I wrote:
> Andres Freund <andres@anarazel.de> writes:
>> Hm. I wonder if all that's happening with prairedog is that the notice
>> is sent a bit later. I think that could e.g. conceivably happen because
>> it TCP_NODELAY isn't supported on prariedog? Or just because the machine
>> is very slow?
> The notices (not notifies) are coming out in the opposite order from
> expected. I haven't really thought hard about what's causing that;
> it seems odd, because isolationtester isn't supposed to give up waiting
> for a session until it's visibly blocked according to pg_locks. Maybe
> it needs to recheck for incoming data once more after seeing that?
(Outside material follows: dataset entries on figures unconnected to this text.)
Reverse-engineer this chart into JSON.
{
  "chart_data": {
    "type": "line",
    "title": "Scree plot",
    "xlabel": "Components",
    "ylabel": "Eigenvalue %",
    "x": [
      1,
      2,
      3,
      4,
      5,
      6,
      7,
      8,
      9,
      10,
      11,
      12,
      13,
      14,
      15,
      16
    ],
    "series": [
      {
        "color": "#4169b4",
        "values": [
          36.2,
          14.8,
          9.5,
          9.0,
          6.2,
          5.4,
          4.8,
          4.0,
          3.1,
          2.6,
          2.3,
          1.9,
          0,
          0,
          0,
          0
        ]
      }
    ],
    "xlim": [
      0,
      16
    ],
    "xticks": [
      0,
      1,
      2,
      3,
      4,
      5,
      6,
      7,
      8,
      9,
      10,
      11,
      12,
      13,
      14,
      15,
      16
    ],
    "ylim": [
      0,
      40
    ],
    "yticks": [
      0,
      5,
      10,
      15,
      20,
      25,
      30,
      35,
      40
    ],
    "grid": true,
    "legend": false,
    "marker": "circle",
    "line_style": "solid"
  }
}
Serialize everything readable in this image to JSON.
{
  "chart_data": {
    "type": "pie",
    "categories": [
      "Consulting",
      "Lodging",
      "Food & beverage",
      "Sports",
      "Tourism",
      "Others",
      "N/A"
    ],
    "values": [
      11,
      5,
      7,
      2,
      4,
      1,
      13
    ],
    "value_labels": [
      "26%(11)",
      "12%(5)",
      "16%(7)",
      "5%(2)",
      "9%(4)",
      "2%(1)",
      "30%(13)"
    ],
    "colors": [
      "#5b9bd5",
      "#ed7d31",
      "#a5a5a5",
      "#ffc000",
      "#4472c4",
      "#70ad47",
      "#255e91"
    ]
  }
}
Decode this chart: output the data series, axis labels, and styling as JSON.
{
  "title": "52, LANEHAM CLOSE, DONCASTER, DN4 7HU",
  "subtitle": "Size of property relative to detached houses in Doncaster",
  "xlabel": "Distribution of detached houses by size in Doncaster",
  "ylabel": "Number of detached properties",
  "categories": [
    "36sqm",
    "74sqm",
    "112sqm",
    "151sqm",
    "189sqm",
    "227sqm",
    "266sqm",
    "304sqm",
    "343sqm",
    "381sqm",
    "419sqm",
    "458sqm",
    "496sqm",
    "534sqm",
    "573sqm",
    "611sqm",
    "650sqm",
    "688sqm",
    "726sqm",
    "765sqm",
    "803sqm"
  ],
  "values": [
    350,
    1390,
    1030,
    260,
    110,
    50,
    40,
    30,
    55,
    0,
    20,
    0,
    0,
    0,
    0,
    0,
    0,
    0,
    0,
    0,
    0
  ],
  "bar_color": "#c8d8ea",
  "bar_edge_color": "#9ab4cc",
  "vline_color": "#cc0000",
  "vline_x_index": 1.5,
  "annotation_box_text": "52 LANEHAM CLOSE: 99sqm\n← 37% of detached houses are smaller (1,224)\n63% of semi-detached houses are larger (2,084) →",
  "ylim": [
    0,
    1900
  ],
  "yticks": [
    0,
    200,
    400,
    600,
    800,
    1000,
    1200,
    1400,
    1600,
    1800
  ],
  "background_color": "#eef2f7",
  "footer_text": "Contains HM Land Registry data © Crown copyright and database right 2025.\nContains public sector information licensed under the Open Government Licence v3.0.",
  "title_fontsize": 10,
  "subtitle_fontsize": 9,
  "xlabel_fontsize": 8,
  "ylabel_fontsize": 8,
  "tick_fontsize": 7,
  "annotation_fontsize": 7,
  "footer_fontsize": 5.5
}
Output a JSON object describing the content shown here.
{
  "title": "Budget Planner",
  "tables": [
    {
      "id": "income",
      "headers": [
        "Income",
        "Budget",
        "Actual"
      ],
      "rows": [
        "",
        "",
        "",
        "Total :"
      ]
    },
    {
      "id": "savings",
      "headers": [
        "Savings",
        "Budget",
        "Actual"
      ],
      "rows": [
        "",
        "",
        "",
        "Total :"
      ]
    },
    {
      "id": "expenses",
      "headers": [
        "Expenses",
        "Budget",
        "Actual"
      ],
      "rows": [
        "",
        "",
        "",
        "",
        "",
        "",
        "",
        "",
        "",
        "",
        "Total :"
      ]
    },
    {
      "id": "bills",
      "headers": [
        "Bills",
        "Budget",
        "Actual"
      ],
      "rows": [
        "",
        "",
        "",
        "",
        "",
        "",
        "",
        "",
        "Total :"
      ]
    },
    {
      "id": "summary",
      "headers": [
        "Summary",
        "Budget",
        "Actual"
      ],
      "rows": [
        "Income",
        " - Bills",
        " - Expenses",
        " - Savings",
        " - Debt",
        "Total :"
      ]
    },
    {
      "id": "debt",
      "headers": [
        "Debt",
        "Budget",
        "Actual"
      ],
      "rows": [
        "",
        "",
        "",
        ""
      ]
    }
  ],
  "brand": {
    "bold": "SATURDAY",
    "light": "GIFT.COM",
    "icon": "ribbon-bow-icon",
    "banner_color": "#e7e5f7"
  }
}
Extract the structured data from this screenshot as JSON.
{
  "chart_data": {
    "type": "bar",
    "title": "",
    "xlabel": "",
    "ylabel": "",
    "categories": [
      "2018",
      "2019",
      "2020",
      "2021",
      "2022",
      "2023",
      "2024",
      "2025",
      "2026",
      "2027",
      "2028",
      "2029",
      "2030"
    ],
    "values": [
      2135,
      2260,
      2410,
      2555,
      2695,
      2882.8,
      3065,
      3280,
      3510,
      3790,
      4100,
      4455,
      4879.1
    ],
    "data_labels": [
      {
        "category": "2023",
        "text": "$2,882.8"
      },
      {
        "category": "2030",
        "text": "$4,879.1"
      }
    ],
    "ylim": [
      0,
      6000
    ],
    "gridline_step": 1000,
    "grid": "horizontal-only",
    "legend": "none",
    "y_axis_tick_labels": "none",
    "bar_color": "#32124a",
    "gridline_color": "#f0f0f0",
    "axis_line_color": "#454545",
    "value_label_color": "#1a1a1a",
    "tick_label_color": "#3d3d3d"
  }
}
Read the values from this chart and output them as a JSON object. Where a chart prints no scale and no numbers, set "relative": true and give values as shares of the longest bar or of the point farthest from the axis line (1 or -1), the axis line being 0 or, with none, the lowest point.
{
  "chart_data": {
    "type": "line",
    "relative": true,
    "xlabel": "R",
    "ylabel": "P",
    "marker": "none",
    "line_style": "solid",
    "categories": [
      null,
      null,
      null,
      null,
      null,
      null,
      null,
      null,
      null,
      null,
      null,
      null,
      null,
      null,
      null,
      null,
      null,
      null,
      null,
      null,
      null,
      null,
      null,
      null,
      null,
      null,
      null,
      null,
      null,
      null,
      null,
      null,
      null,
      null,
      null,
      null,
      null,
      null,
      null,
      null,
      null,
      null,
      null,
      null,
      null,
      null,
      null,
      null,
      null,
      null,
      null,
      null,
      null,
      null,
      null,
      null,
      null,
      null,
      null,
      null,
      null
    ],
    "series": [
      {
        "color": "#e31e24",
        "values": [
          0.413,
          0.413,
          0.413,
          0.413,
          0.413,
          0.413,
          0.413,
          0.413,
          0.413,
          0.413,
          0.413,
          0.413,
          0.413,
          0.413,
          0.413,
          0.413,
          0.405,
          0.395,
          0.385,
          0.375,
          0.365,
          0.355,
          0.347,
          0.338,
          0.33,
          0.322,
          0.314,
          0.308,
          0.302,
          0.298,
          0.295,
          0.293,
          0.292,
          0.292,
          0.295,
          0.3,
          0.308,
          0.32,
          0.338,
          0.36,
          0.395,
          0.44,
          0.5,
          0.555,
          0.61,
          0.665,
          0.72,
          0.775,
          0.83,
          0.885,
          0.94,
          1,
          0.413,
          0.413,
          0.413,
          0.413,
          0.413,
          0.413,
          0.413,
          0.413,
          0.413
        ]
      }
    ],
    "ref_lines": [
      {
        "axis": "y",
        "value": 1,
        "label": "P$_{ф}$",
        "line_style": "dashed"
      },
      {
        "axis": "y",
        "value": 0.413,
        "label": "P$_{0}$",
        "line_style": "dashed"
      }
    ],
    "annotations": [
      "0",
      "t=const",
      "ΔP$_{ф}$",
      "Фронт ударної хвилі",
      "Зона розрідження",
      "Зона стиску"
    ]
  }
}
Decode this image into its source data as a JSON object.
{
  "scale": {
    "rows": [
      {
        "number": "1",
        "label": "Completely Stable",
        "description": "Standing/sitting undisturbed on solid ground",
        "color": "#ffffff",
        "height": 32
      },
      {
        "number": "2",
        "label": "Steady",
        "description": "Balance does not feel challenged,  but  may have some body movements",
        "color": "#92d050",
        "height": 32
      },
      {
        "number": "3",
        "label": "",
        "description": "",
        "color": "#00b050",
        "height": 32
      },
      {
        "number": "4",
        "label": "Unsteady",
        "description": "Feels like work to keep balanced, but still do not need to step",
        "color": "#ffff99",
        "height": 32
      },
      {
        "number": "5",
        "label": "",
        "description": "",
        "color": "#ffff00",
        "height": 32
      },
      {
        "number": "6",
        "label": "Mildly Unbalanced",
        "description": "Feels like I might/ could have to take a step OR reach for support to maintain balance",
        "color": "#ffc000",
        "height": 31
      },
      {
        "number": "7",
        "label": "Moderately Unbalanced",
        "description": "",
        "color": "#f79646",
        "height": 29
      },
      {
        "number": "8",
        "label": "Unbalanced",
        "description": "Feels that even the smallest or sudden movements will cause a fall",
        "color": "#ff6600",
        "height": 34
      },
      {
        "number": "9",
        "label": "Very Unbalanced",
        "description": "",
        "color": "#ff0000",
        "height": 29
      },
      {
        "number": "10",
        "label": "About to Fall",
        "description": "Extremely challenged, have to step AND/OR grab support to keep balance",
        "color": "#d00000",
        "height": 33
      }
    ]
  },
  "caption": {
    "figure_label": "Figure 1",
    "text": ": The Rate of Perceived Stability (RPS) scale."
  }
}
Ah-hah, that seems to be the answer. With the attached patch I'm
getting reliable-seeming passes on prairiedog.
regards, tom lane
diff --git a/src/test/isolation/isolationtester.c b/src/test/isolation/isolationtester.c
index 6ab19b1..e97fef1 100644
*** a/src/test/isolation/isolationtester.c
--- b/src/test/isolation/isolationtester.c
*************** try_complete_step(Step *step, int flags)
*** 752,757 ****
--- 752,777 ----
if (waiting) /* waiting to acquire a lock */
{
+ /*
+ * Since it takes time to perform the lock-check query,
+ * some data --- notably, NOTICE messages --- might have
+ * arrived since we looked. We should do PQconsumeInput
+ * to process any such messages, and we might as well then
+ * check PQisBusy, though it's unlikely to succeed.
+ */
+ if (!PQconsumeInput(conn))
+ {
+ fprintf(stderr, "PQconsumeInput failed: %s\n",
+ PQerrorMessage(conn));
+ exit(1);
+ }
+ if (!PQisBusy(conn))
+ break;
+
+ /*
+ * conn is still busy, so conclude that the step really is
+ * waiting.
+ */
if (!(flags & STEP_RETRY))
printf("step %s: %s <waiting ...>\n",
step->name, step->sql);